I didn’t get to sample the Mystic Cortado variant, but it brings its own intriguing twist. It uses Stone Creek’s Green Bike, a moderately roasted espresso that presents as a little brighter and more acidic than 3 Volcanoes, and is blended with about 15 percent of Third Space’s Java Blanca coffee cream ale. The direct coffee dose is higher — about 2 pounds per barrel, vs. Mystic Knot’s 1.6 pounds per barrel — but there’s also a healthy dose of coffee in the Java Blanca. Cut with the somewhat lighter beer, Cortado finished at 10 percent ABV.

Bottles of the Mystics will go on sale for $20 at 11 a.m. Saturday and will sell out, probably by early afternoon. The Mystic Knot bottles are 750 milliliters, and limited to six per customer. Cortado comes in a 500-milliliter bottle, limit one. The Third Space crew warned against cellaring these beers because they so heavily rely on the coffee character that drops off rapidly with age.

Both Mystics will be on tap on Saturday as well, including two sixth-barrels of Cortado — double the amount of the variants available at previous In the Spirit releases. But the tappings that might warrant the most geeking-out are cold-brew versions of both 3 Volcanoes and Green Bike. They’ll be poured alongside their companion beers in a four-glass flight that will allow some fascinating flavor and aroma dissection. “The deconstruction part of that, I’m really excited for,” Welch said.

The Taqueria La Guacamaya truck will slinging breakfast tacos in the morning and its regular menu all day. Stone Creek will be on hand to sell its own breakfast items and the hot coffees in both Mystics starting around 8 a.m. for those in line. And there will be a line, at least at the 11 a.m. opening.

Third Space co-founder Andy Gehl was loath to make any predictions about what will still be available when.
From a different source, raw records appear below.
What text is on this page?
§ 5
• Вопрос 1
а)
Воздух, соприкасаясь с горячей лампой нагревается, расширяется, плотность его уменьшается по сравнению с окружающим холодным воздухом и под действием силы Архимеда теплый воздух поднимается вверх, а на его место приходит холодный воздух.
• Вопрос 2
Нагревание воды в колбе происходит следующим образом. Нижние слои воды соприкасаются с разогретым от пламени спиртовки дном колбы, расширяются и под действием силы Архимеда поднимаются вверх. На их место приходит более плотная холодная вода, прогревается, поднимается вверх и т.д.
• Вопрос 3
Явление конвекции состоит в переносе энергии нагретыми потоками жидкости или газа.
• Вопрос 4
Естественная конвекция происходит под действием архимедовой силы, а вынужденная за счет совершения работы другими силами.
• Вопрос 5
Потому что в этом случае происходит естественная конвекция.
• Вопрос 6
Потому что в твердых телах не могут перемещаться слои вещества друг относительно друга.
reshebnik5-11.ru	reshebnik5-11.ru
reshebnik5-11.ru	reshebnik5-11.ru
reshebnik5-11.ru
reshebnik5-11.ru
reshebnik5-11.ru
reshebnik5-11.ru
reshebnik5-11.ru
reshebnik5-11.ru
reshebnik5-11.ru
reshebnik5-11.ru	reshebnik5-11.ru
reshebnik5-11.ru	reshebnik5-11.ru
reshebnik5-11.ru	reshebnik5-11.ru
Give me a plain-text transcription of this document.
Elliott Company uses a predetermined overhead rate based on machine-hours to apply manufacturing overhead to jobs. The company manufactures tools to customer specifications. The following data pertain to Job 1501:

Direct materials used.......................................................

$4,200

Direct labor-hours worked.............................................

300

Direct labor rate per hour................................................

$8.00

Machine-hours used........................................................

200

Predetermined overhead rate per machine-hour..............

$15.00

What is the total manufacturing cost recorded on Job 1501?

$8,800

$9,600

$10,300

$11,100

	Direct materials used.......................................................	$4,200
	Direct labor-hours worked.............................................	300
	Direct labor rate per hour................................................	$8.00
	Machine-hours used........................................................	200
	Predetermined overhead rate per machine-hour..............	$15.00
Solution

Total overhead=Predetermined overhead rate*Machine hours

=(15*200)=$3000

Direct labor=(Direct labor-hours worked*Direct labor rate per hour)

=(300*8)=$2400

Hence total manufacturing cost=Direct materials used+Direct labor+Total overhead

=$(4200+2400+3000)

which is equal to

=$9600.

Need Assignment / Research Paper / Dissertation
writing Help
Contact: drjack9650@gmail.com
But he noted that at the last barrel-aged beer release, Nexus of the Universe in December, people who arrived about an hour before sales began were still able to score a variant.

Camaraderie among beer geeks and meeting of friends old and new is part of the scene at any big beer release like Saturday’s.

“These have been my favorite days we’ve had here,” Gehl said.

More Third Space doings

Wednesday, March 7 (Java Blanca release)This year Third Space is not giving short shrift to its sleeper hit from 2017. Wright’s team brewed just 36 barrels of Java Blanca last year – the smallest amount of any of the brewery’s beers so far – setting up some disappointment among fans when it became a hit. This year Third Space will be make 120 to 150 barrels of it, enough for plenty of kegs and new 16-ounce cans. Four-packs will be available at the brewery beginning Wednesday and in stores around the city next week.

Saturday, March 17 (St. Patrick’s Day)If you miss Mystic Knot this weekend, Third Space is opening at 9 a.m. on St. Patrick’s Day. There’ll be Mystic Knot on tap, food trucks for solid replenishment and free holiday-emblazoned Third Space pint glasses given away to the first 125 people who buy a pint. And no green beer.